Database Configuration - EnterpriseDB Postgres Distributed (PGD)

note

The following configuration considerations use EnterpriseDB Postgres Distributed (PGD) as an illustrative example. These recommendations may vary depending on the specific database clustering or replication solution in use. Please consult your platform-specific guidance.

  • Sequences: Use galloc to avoid conflicts across nodes
  • Schema Handling: Use Liquibase hotfix to avoid DDL replication issues
  • Replica Identity:
    • Prefer DEFAULT over FULL for performance and WAL efficiency
  • RPO Assurance: Regular replication lag checks required

Failover Scenarios

This section outlines the types of failover events and disruptions that the Digital.ai Release Multi-DC HA solution is designed to handle, ensuring business continuity and resilience:

  • Node crashes
  • Database (DB) or Load Balancer failures
  • Network partitions
  • Cluster Manager quorum loss
  • Stress and repeat failover events
  • Recovery Time Objective (RTO) and Recovery Point Objective (RPO) measurements
    • RTO (Recovery Time Objective): The maximum acceptable time to restore service after a disruption
    • RPO (Recovery Point Objective): The maximum acceptable amount of data loss measured in time

Business Benefits

  • Minimize Downtime: Achieve industry-leading RTO/RPO for mission-critical release operations.
  • Reduce Operational Overhead: Automation and self-healing reduce the need for manual intervention and lower TCO.
  • Enhance Compliance: Built-in auditability and security controls support regulatory requirements.
  • Future-Proof Scalability: Easily extend to new regions or cloud providers as your business grows.

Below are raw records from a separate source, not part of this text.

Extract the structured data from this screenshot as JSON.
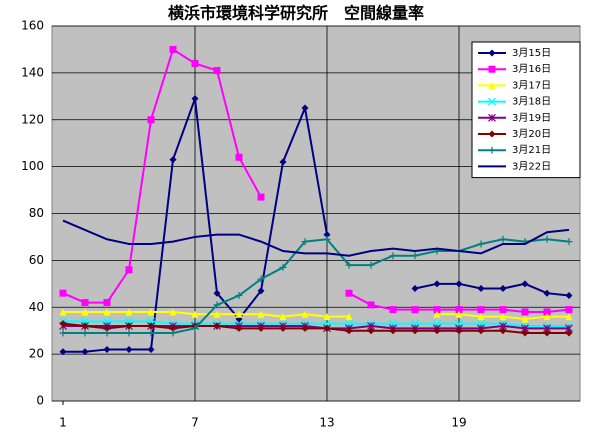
{
  "chart_data": {
    "type": "line",
    "title": "横浜市環境科学研究所　空間線量率",
    "x": [
      1,
      2,
      3,
      4,
      5,
      6,
      7,
      8,
      9,
      10,
      11,
      12,
      13,
      14,
      15,
      16,
      17,
      18,
      19,
      20,
      21,
      22,
      23,
      24
    ],
    "xlim": [
      0.5,
      24.5
    ],
    "xticks": [
      1,
      7,
      13,
      19
    ],
    "ylim": [
      0,
      160
    ],
    "yticks": [
      0,
      20,
      40,
      60,
      80,
      100,
      120,
      140,
      160
    ],
    "grid": true,
    "legend": "upper right",
    "series": [
      {
        "name": "3月15日",
        "color": "#000080",
        "marker": "diamond",
        "values": [
          21,
          21,
          22,
          22,
          22,
          103,
          129,
          46,
          35,
          47,
          102,
          125,
          71,
          null,
          null,
          null,
          48,
          50,
          50,
          48,
          48,
          50,
          46,
          45
        ]
      },
      {
        "name": "3月16日",
        "color": "#FF00FF",
        "marker": "square",
        "values": [
          46,
          42,
          42,
          56,
          120,
          150,
          144,
          141,
          104,
          87,
          null,
          null,
          null,
          46,
          41,
          39,
          39,
          39,
          39,
          39,
          39,
          38,
          38,
          39
        ]
      },
      {
        "name": "3月17日",
        "color": "#FFFF00",
        "marker": "triangle",
        "values": [
          38,
          38,
          38,
          38,
          38,
          38,
          37,
          37,
          37,
          37,
          36,
          37,
          36,
          36,
          null,
          null,
          null,
          37,
          37,
          36,
          36,
          35,
          36,
          36
        ]
      },
      {
        "name": "3月18日",
        "color": "#00FFFF",
        "marker": "x",
        "values": [
          34,
          34,
          34,
          34,
          34,
          33,
          33,
          33,
          33,
          33,
          33,
          33,
          33,
          33,
          33,
          33,
          33,
          33,
          33,
          33,
          33,
          32,
          32,
          32
        ]
      },
      {
        "name": "3月19日",
        "color": "#800080",
        "marker": "star",
        "values": [
          32,
          32,
          32,
          32,
          32,
          32,
          32,
          32,
          32,
          32,
          32,
          32,
          31,
          31,
          32,
          31,
          31,
          31,
          31,
          31,
          32,
          31,
          31,
          31
        ]
      },
      {
        "name": "3月20日",
        "color": "#800000",
        "marker": "diamond",
        "values": [
          33,
          32,
          31,
          32,
          32,
          31,
          32,
          32,
          31,
          31,
          31,
          31,
          31,
          30,
          30,
          30,
          30,
          30,
          30,
          30,
          30,
          29,
          29,
          29
        ]
      },
      {
        "name": "3月21日",
        "color": "#008080",
        "marker": "plus",
        "values": [
          29,
          29,
          29,
          29,
          29,
          29,
          31,
          41,
          45,
          52,
          57,
          68,
          69,
          58,
          58,
          62,
          62,
          64,
          64,
          67,
          69,
          68,
          69,
          68
        ]
      },
      {
        "name": "3月22日",
        "color": "#000080",
        "marker": "none",
        "values": [
          77,
          73,
          69,
          67,
          67,
          68,
          70,
          71,
          71,
          68,
          64,
          63,
          63,
          62,
          64,
          65,
          64,
          65,
          64,
          63,
          67,
          67,
          72,
          73
        ]
      }
    ]
  }
}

Professional Services Engagement

While this document illustrates the possibilities with Digital.ai Release Multi-DC HA, a successful implementation requires careful planning, integration, and validation. Our Professional Services team brings deep expertise to ensure your deployment is robust, secure, and tailored to your unique needs. Contact us to learn how we can help you realize the full value of Multi-DC HA.

Procedure to Set up Multi-DC HA

note

The following procedure uses EnterpriseDB Postgres Distributed (PGD) as an illustrative example. These recommendations may vary depending on the specific database clustering or replication solution in use. Please consult your platform-specific guidance.

  1. Install Release Clusters on both DCs with Pekko configuration
  2. Set up EnterpriseDB PGD for multi-master sync (or master-slave with failover hooks)
  3. Configure Cluster Manager across at least 3 nodes
  4. Set up Load Balancers (F5 local + GSLB global)
  5. Deploy Dynatrace or synthetic monitoring
  6. Configure failover thresholds and checks in monitor.yaml
  7. Perform dry-run failover tests and verify RTO/RPO
  8. Set up alerts, logging, and notifications